Tampa Bay, FL (PRWEB) February 23, 2015
While popular belief portrays erectile dysfunction (ED) as a problem limited exclusively to the older generation, the latest research on the subject debunks this myth. In fact, an article published less than three weeks ago reported that “ED affects about 10 percent of men in each decade of life” – with 40 percent of men in their 40’s reporting erection problems. (1)
Despite the apparent prevalence of erection issues, ED rates in younger men have seldom been reviewed. An earlier pioneering study, published in The Journal of Sexual Medicine, proved that men of any age can suffer the often devastating effects of ED. Researchers tested both sociodemographic and clinical differences between ED patients over 40 and those 40 and younger and linked ED to harmful lifestyle habits, finding that those under 40 smoked cigarettes and used illicit drugs more frequently. (2)
“Undoubtedly, a man’s overall health has a direct effect on sexual performance,” said Robert Drapkin, MD, board-certified physician in Internal Medicine, Medical Oncology and Palliative Care.
Dr. Drapkin explained that understanding erectile dysfunction begins with knowing how the central and peripheral nervous systems, anatomy, emotions, hormones and blood flow all work together to create an erection. Sexual stimulation causes the release of chemicals that make the smooth muscles of the penis to relax and increase blood flow, which causes an erection. Once the chemicals are no longer released, the erection dissipates. “Any pathology along this process can cause problems relating to sexual health,” he said. “There are both emotional and physiological causes, but sexual performance problems are often a symptom of an unhealthy lifestyle.”
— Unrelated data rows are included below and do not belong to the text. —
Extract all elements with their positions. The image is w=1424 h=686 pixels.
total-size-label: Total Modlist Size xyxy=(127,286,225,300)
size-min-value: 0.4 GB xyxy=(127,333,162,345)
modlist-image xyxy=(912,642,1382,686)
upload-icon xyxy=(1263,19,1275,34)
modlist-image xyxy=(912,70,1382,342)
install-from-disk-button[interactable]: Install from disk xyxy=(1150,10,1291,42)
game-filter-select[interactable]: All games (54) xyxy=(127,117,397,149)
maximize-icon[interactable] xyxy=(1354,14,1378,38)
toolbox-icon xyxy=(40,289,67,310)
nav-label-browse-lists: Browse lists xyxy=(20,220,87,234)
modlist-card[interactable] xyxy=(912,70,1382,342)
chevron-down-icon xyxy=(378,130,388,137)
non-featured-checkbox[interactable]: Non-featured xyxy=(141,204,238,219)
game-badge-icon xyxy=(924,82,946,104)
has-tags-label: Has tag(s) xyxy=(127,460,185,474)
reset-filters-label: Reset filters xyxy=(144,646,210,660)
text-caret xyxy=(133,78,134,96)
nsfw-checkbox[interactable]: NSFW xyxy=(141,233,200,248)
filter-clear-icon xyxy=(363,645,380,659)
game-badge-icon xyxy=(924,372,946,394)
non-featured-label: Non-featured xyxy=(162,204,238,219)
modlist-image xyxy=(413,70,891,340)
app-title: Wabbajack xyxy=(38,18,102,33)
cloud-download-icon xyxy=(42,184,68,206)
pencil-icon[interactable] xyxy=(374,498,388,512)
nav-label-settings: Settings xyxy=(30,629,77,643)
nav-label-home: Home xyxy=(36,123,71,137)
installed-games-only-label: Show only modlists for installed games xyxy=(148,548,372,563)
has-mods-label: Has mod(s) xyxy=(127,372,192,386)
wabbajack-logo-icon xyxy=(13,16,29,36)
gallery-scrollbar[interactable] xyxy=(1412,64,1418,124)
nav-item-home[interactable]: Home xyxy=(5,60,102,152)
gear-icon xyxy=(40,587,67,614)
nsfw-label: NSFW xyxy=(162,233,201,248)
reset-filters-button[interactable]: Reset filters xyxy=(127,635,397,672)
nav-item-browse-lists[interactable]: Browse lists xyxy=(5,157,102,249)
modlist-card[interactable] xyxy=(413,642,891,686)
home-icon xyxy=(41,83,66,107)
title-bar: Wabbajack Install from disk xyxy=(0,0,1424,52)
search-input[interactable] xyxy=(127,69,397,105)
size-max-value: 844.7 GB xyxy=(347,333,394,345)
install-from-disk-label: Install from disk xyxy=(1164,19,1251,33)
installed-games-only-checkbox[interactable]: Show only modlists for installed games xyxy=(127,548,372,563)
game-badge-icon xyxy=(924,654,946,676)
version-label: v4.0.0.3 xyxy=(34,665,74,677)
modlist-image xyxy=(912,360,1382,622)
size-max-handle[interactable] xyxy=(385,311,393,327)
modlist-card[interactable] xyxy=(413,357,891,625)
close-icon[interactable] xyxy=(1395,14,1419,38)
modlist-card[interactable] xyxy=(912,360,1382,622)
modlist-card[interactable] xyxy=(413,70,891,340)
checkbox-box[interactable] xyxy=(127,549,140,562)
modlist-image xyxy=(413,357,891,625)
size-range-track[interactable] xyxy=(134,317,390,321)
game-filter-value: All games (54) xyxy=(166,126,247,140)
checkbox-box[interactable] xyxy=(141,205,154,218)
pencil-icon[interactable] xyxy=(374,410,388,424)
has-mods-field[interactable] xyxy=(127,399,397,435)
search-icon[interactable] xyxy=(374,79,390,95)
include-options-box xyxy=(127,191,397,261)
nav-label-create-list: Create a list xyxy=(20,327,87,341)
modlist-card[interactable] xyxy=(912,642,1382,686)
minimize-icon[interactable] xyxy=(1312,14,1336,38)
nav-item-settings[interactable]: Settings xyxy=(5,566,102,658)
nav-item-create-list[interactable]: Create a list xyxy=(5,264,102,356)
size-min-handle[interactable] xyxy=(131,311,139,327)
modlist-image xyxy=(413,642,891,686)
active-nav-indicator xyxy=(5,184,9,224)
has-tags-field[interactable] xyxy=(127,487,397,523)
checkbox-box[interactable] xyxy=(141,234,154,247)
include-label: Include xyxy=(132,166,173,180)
While commonly-prescribed pharmaceuticals such as Viagra are a popular approach to treating ED, Dr. Drapkin stresses that drugs are not the sole solution as erectile dysfunction “is very much the result of dietary patterns, and can be an early warning signal of more serious health risks such as heart attack or stroke, which are also diet- and lifestyle-related.” (3) Dr. Drapkin attests that along with many healthcare providers, the general public is unaware of the components of a healthy lifestyle, as demonstrated by the current diabetes epidemic and overuse of many prescription medicines in the U.S. His view is supported by the Centers for Disease Control and Prevention’s estimate that 69% of adults over the age of 20 are overweight or obese. (4)
To reduce the risk of developing erectile dysfunction, Dr. Drapkin recommends adopting a healthy lifestyle – including a vigorous exercise program – rather than solely relying on prescription medications such as Viagra which may help in treating erectile dysfunction along the way, but fail to address the need for the individual to improve their health.
“It’s important to address the causes of the issue, rather than accepting ironic marketing messages that state a medical approach is an acceptable alternative to a healthy lifestyle,” Dr. Drapkin added.